Geoffrey Long – Transmídia significa qualquer coisa que se move de uma mídia para outra. As histórias sempre se moveram entre as mídias. Veja como as histórias da Bíblia, por exemplo, foram representadas e descritas nas pinturas, nas sepulturas, nos vitrais das janelas. Mas a narrativa transmídia é diferente de uma adaptação. Ela é uma história que é contada por meio de múltiplas mídias. Não se trata de contar a mesma história em diferentes mídias. Como Henry Jenkins destacou em seu livro Convergence Culture, ‘a narrativa transmídia se desdobra por meio de diferentes plataformas de mídia, onde cada texto de cada meio produz uma distintiva e valorosa contribuição para o todo’. Em outras palavras, a narrativa transmídia é uma história que usa um meio (um longa, por exemplo) para contar o primeiro capítulo, outro meio de comunicação (os quadrinhos) para contar o segundo capítulo e uma terceira mídia (um game) para o seguinte, e assim sucessivamente.
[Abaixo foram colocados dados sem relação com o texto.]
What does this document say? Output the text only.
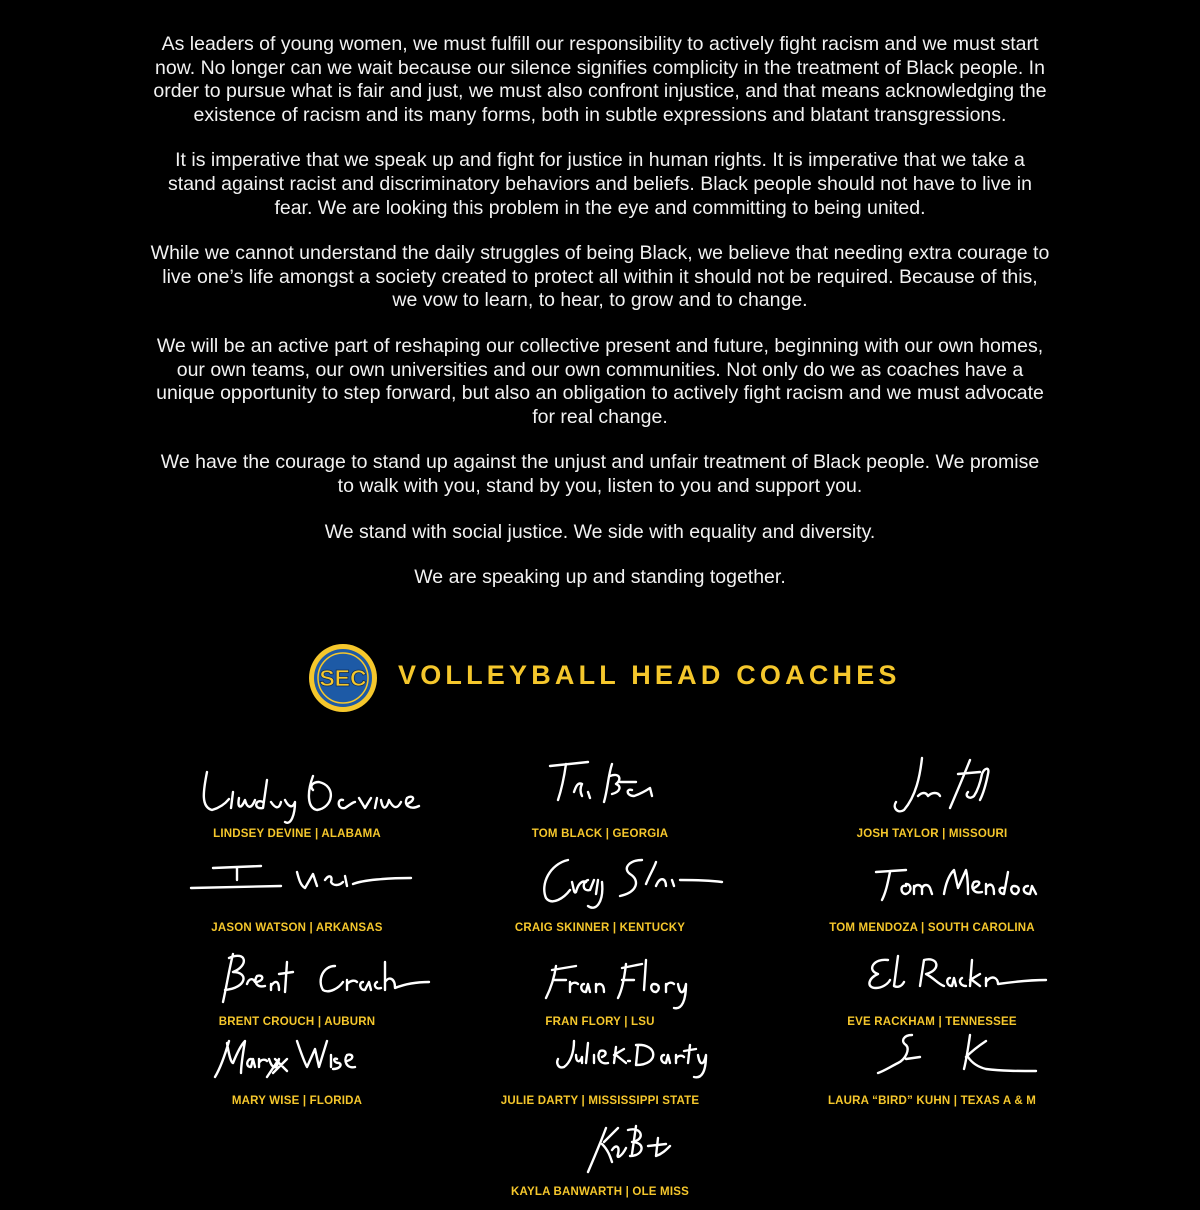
As leaders of young women, we must fulfill our responsibility to actively fight racism and we must start now. No longer can we wait because our silence signifies complicity in the treatment of Black people. In order to pursue what is fair and just, we must also confront injustice, and that means acknowledging the existence of racism and its many forms, both in subtle expressions and blatant transgressions.

It is imperative that we speak up and fight for justice in human rights. It is imperative that we take a stand against racist and discriminatory behaviors and beliefs. Black people should not have to live in fear. We are looking this problem in the eye and committing to being united.

While we cannot understand the daily struggles of being Black, we believe that needing extra courage to live one’s life amongst a society created to protect all within it should not be required. Because of this, we vow to learn, to hear, to grow and to change.

We will be an active part of reshaping our collective present and future, beginning with our own homes, our own teams, our own universities and our own communities. Not only do we as coaches have a unique opportunity to step forward, but also an obligation to actively fight racism and we must advocate for real change.

We have the courage to stand up against the unjust and unfair treatment of Black people. We promise to walk with you, stand by you, listen to you and support you.

We stand with social justice. We side with equality and diversity.

We are speaking up and standing together.

SEC VOLLEYBALL HEAD COACHES
LINDSEY DEVINE | ALABAMA	TOM BLACK | GEORGIA	JOSH TAYLOR | MISSOURI
JASON WATSON | ARKANSAS	CRAIG SKINNER | KENTUCKY	TOM MENDOZA | SOUTH CAROLINA
BRENT CROUCH | AUBURN	FRAN FLORY | LSU	EVE RACKHAM | TENNESSEE
MARY WISE | FLORIDA	JULIE DARTY | MISSISSIPPI STATE	LAURA “BIRD” KUHN | TEXAS A & M
KAYLA BANWARTH | OLE MISS
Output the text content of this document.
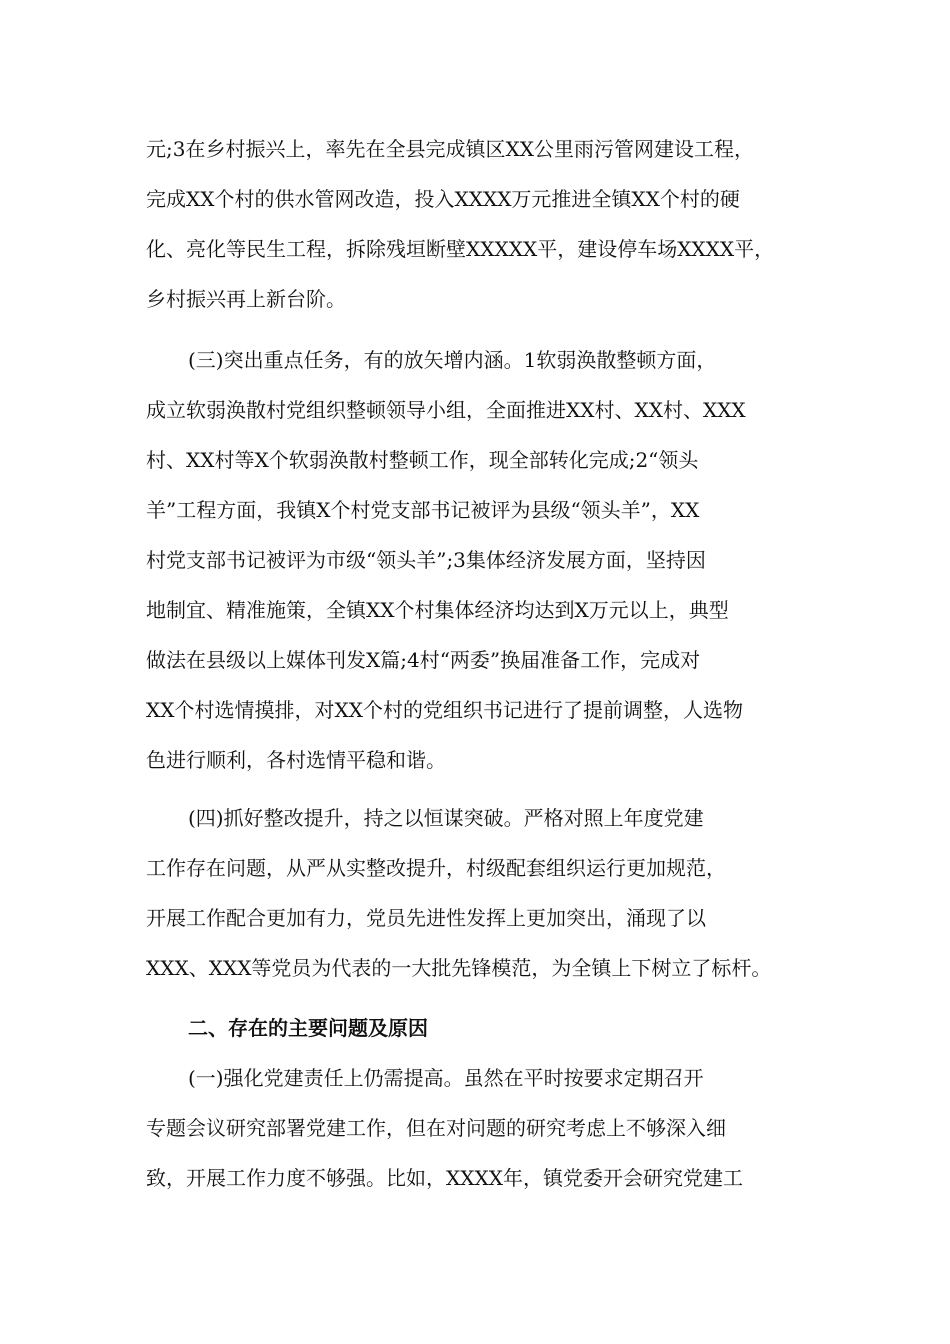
元;3在乡村振兴上，率先在全县完成镇区XX公里雨污管网建设工程，
完成XX个村的供水管网改造，投入XXXX万元推进全镇XX个村的硬
化、亮化等民生工程，拆除残垣断壁XXXXX平，建设停车场XXXX平，
乡村振兴再上新台阶。
(三)突出重点任务，有的放矢增内涵。1软弱涣散整顿方面，
成立软弱涣散村党组织整顿领导小组，全面推进XX村、XX村、XXX
村、XX村等X个软弱涣散村整顿工作，现全部转化完成;2“领头
羊”工程方面，我镇X个村党支部书记被评为县级“领头羊”，XX
村党支部书记被评为市级“领头羊”;3集体经济发展方面，坚持因
地制宜、精准施策，全镇XX个村集体经济均达到X万元以上，典型
做法在县级以上媒体刊发X篇;4村“两委”换届准备工作，完成对
XX个村选情摸排，对XX个村的党组织书记进行了提前调整，人选物
色进行顺利，各村选情平稳和谐。
(四)抓好整改提升，持之以恒谋突破。严格对照上年度党建
工作存在问题，从严从实整改提升，村级配套组织运行更加规范，
开展工作配合更加有力，党员先进性发挥上更加突出，涌现了以
XXX、XXX等党员为代表的一大批先锋模范，为全镇上下树立了标杆。
二、存在的主要问题及原因
(一)强化党建责任上仍需提高。虽然在平时按要求定期召开
专题会议研究部署党建工作，但在对问题的研究考虑上不够深入细
致，开展工作力度不够强。比如，XXXX年，镇党委开会研究党建工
Que novos elementos essa narrativa traz?
G.L. – A narrativa transmídia permite que o narrador amplie largamente sua audiência – o fã de cinema deve se conectar à história por meio do teatro, o fã de quadrinhos deve desvendar a narração buscando o segundo capítulo na banca de jornal e o fã de jogo eletrônico, na loja de games. Cada capítulo deve ser relativamente independente. Desta forma, o membro da audiência que desvendou o segundo capítulo será capaz de desfrutar a narração que consta dos quadrinhos e ser guiado para o primeiro capítulo no DVD e para o terceiro, no PlayStation. Cada capítulo deve servir como uma ‘toca do coelho’ para que a audiência descubra a história, como fez a personagem Alice ao entrar no País das Maravilhas. O truque é fazer com que as audiências sintam que existe um mundo ficcional massivo a ser explorado por meio de uma narrativa que se desdobra através de todos os capítulos, não se sentindo trapaceadas se elas se fixam apenas no filme, na animação ou nos games.
‘Estrear com um longa’
A narrativa transmídia também fornecer um grande grau de envolvimento à audiência, que agora espera ter um papel mais ativo no processo, indo ao encontro de capítulos adicionais em outras mídias, em vez de assumirem uma recepção passiva no sofá. Isto explica porque a narrativa transmídia, como a da série Lost ou de Matrix, frequentemente, tem uma grande legião de fãs que se encontra online para discutir como diferentes partes da história se conectam. Essas comunidades de conhecimento trabalham juntas para encontrar as peças da narrativa de um quebra-cabeça, o que pode ser visto no game I Love Bees, que depende de uma inteligência coletiva em vez de um conhecimento individual. Isso permite que as histórias e a história do mundo possam ser muito mais complexas.
A narrativa transmídia também possibilita que seus autores decidam como vão usar cada mídia na contação da história. Por exemplo, um bom narrador vai considerar o que os quadrinhos oferecem a mais sobre o filme, o que o filme oferece a mais sobre a televisão, o que a televisão oferece a mais sobre os quadrinhos. Cada mídia tem forças e fraquezas. O autor da narrativa transmídia deve ser hábil para deliberar a melhor forma de usar as forças de cada meio para contar as diferentes partes da história.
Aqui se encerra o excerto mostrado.